Objectives: Patients with rheumatoid arthritis (RA) have a higher mortality than the general population, and this increased mortality is related to demographic and disease variables. N-terminal pro-brain natriuretic peptide (NT-proBNP) is a predictor of mortality both in general and patient populations, but has not been shown to predict mortality in patients with RA. This study examines whether NT-proBNP can further improve the prediction of mortality in RA.
Methods: 182 patients with RA of 5-9 years disease duration were comprehensively examined in 1997. Serum samples were frozen and later batch analysed for NT-proBNP levels and other biomarkers. Adjusted univariate and logistic regression analyses were performed with death within the 10-year follow-up period as the dependent variable. Significant predictors were also examined as dichotomised variables.

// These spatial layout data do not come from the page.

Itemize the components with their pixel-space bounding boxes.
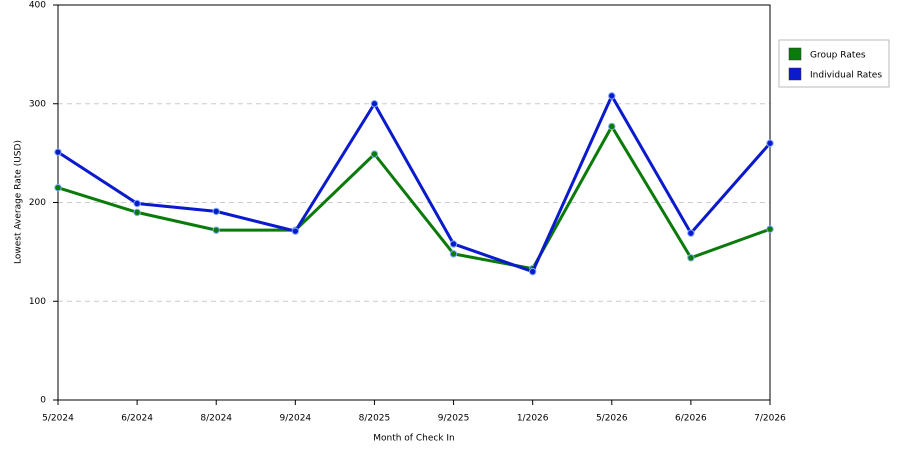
y-tick-label: 200 <box>29 198 46 208</box>
data-point <box>370 150 379 158</box>
y-axis-label: Lowest Average Rate (USD) <box>14 140 24 264</box>
legend-swatch <box>788 47 802 61</box>
data-point <box>449 250 458 258</box>
y-tick-label: 400 <box>29 1 46 11</box>
data-point <box>54 148 62 156</box>
x-tick-label: 5/2026 <box>596 414 628 424</box>
x-axis-label: Month of Check In <box>373 434 455 444</box>
data-point <box>608 92 616 100</box>
data-point <box>133 199 141 208</box>
x-tick-label: 8/2025 <box>359 414 391 424</box>
y-tick-label: 0 <box>40 396 46 406</box>
legend-label: Group Rates <box>810 51 866 61</box>
series-line <box>57 124 771 271</box>
data-point <box>766 139 774 147</box>
legend-label: Individual Rates <box>810 71 882 81</box>
x-tick-label: 8/2024 <box>200 414 232 424</box>
data-point <box>54 183 62 192</box>
plot-frame <box>57 4 771 401</box>
data-point <box>212 226 220 234</box>
data-point <box>687 254 695 262</box>
x-tick-label: 6/2024 <box>121 414 153 424</box>
series-line <box>57 94 772 274</box>
data-point <box>370 100 379 108</box>
x-tick-label: 5/2024 <box>42 414 74 424</box>
data-point <box>528 267 537 276</box>
legend: Group Rates Individual Rates <box>778 39 890 88</box>
legend-swatch <box>788 67 802 81</box>
data-point <box>687 229 695 237</box>
x-tick-label: 9/2024 <box>279 414 311 424</box>
data-point <box>133 208 141 217</box>
x-tick-label: 9/2025 <box>438 414 470 424</box>
data-point <box>212 207 220 216</box>
data-point <box>291 227 300 235</box>
data-point <box>766 225 774 233</box>
x-tick-label: 7/2026 <box>754 414 786 424</box>
x-tick-label: 1/2026 <box>517 414 549 424</box>
y-tick-label: 100 <box>29 297 46 307</box>
data-point <box>608 122 616 131</box>
x-tick-label: 6/2026 <box>675 414 707 424</box>
y-tick-label: 300 <box>29 99 46 109</box>
data-point <box>449 240 458 248</box>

Results: Mortality was predicted in univariate analyses by the following variables: age, sex, homozygosity for HLA-DRB1 shared epitope alleles, Health Assessment Questionnaire, 28-joint Disease Activity Score (DAS28) and NT-proBNP. A multivariate model with age, sex, DAS28 and NT-proBNP as independent variables showed the greatest discrimination.
Conclusion: NT-proBNP provided incremental information in the prediction of mortality in this cohort of patients with RA.